La mise à jour doit permettre d’adapter la base pour une batterie moins onéreuse et rendre donc la voiture plus abordable. Car c’est peut-être là l’origine du problème actuel pour la 500e. La voiture est jolie, peut proposer une bonne autonomie, mais elle coûte cher. Chez nous, son tarif de base hors bonus est de 30.400 €. Si elle est bien équipée, cela pique pour une petite citadine 3 portes avec 192 km d’autonomie. La version à batterie de 320 km commence à 33.900 €.

De quoi faire tousser dans un marché de l’électrique en plein bouleversement. Une Peugeot e-208 commence à 34.100 € avec 363 km d’autonomie. Surtout, la 500e est concurrencée en interne par sa nouvelle grande soeur, la 600e. Celle-ci est à partir de 35.900 €. Pour 2.000 € de plus que la 500e à grande batterie, vous avez 5 portes, 5 places, plus de coffre et 410 km d’autonomie…

Il y a comme un manque de logique… On peut voir aussi cela chez Peugeot. Dans une concession du Lion, vous trouvez pour 43.900 € une e-308 de 156 ch et 410 km d’autonomie. Et maintenant on a le 3008 électrique, plus grand, avec 210 ch et 525 km d’autonomie, pour… 44.990 €. 

Visiblement, pour le 3008, Peugeot a été contraint de serrer les prix pour les caler avec la limite du bonus. Et surtout les caler sur ceux du Tesla Model Y. Car le client va comparer, surtout face à un véhicule qui fait figure de référence, un rôle jusqu’à présent pleinement justifié pour le SUV américain.

Face au Tesla, certaines marques partent avec un excès de confiance assez fou. Prenez Honda. Le japonais a lancé en 2023 une variante électrique du HR-V, au nom imprononçable (e:Ny1) à 47.700 €. Soit davantage que le Model Y, avec pour le japonais un gabarit moindre, 204 ch et seulement 412 km d’autonomie. Mais pour Honda, l’équipement était archi complet, c’était donc justifié.

Quelques mois plus tard, voilà que Honda annonce un rabais sur l’e:truc. Attention, pas la petite promo pour faire genre : carrément 12.800 €. Le constructeur l’a expliqué ainsi dans un communiqué : “Le marché de l’électrique est encore jeune et nous sommes à l’écoute des consommateurs. Il est indéniable que le prix est un facteur clé dans un contexte très concurrentiel”. Ça alors, le prix, ça compte dans les critères des clients !

Une stratégie d’autant plus douteuse que le constructeur a arrêté prématurément son premier modèle électrique, la citadine e, une voiture mignonne et très technologique, qui proposait une autonomie riquiqui de 200 km au prix formidable de… 41.000 €. Tu m’étonnes que personne n’en a voulu. Mais Honda retente le coup.

J’ai déjà pu critiquer ici ceux qui attendent des prix improbables pour les électriques.

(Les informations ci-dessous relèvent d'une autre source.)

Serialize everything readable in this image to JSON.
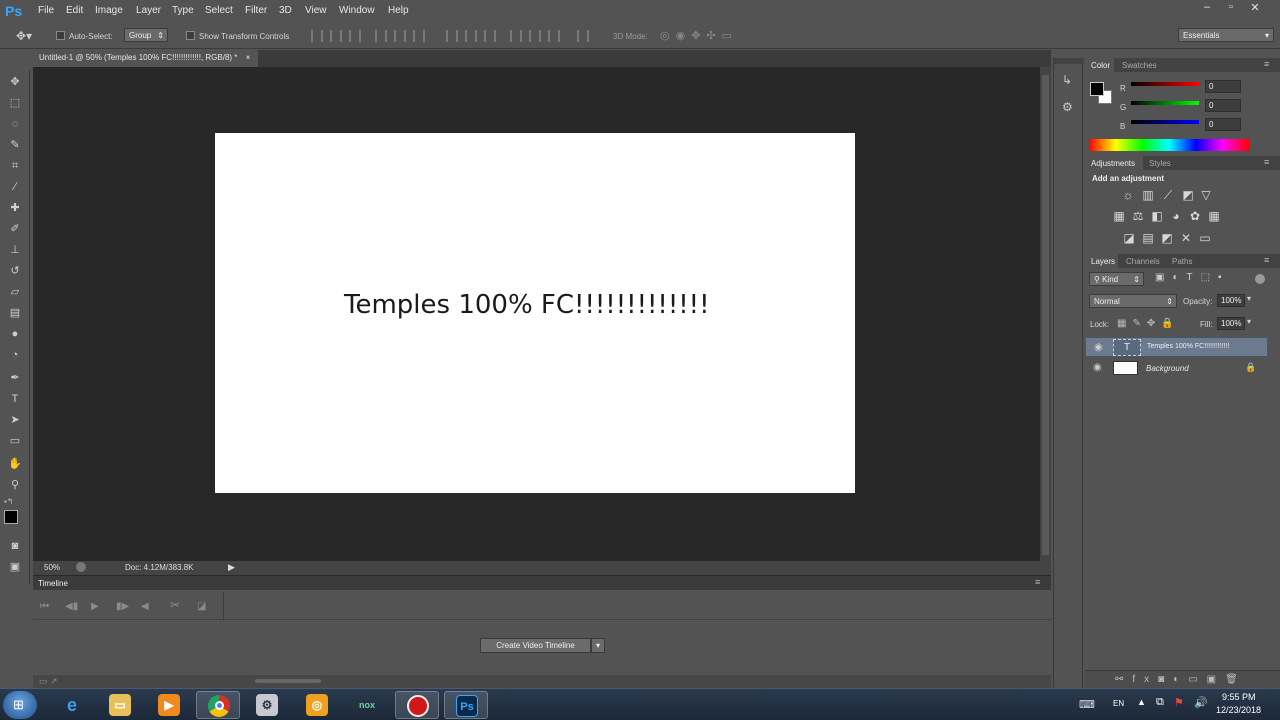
{
  "app": {
    "logo": "Ps"
  },
  "menu": [
    "File",
    "Edit",
    "Image",
    "Layer",
    "Type",
    "Select",
    "Filter",
    "3D",
    "View",
    "Window",
    "Help"
  ],
  "window_controls": [
    "–",
    "▫",
    "✕"
  ],
  "options_bar": {
    "auto_select_label": "Auto-Select:",
    "auto_select_value": "Group",
    "show_transform_label": "Show Transform Controls",
    "mode_3d_label": "3D Mode:",
    "workspace": "Essentials"
  },
  "document": {
    "tab_title": "Untitled-1 @ 50% (Temples 100% FC!!!!!!!!!!!!!, RGB/8) *",
    "tab_close": "×",
    "canvas_text": "Temples 100% FC!!!!!!!!!!!!!",
    "zoom": "50%",
    "doc_size": "Doc: 4.12M/383.8K"
  },
  "timeline": {
    "title": "Timeline",
    "create_button": "Create Video Timeline"
  },
  "color_panel": {
    "tabs": [
      "Color",
      "Swatches"
    ],
    "r_label": "R",
    "g_label": "G",
    "b_label": "B",
    "r": "0",
    "g": "0",
    "b": "0"
  },
  "adjustments_panel": {
    "tabs": [
      "Adjustments",
      "Styles"
    ],
    "heading": "Add an adjustment"
  },
  "layers_panel": {
    "tabs": [
      "Layers",
      "Channels",
      "Paths"
    ],
    "kind_filter": "Kind",
    "blend_mode": "Normal",
    "opacity_label": "Opacity:",
    "opacity": "100%",
    "lock_label": "Lock:",
    "fill_label": "Fill:",
    "fill": "100%",
    "layers": [
      {
        "name": "Temples 100% FC!!!!!!!!!!!!!",
        "thumb": "T"
      },
      {
        "name": "Background"
      }
    ]
  },
  "taskbar": {
    "language": "EN",
    "time": "9:55 PM",
    "date": "12/23/2018",
    "nox_label": "nox",
    "ps_label": "Ps"
  },
  "colors": {
    "accent": "#31a8ff",
    "canvas_bg": "#282828",
    "ui_bg": "#535353",
    "chrome_red": "#d93025",
    "chrome_yellow": "#f4c20d",
    "chrome_green": "#1ea362"
  }
}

Limite à les entendre, une électrique est trop chère tant qu’elle n’est pas moins chère qu’une thermique. Le surcoût pour une technologie encore récente est encore incontournable, mais celui-ci est réduit pas un éventuel bonus et surtout un coût à l’usage qui fond.

Reste que ceux qui ont compris cela et passent à l’électrique ne sont pas non plus des pigeons prêts à dépenser plus pour quelque chose de moins bien sur un marché de l’électrique qui offre maintenant du choix.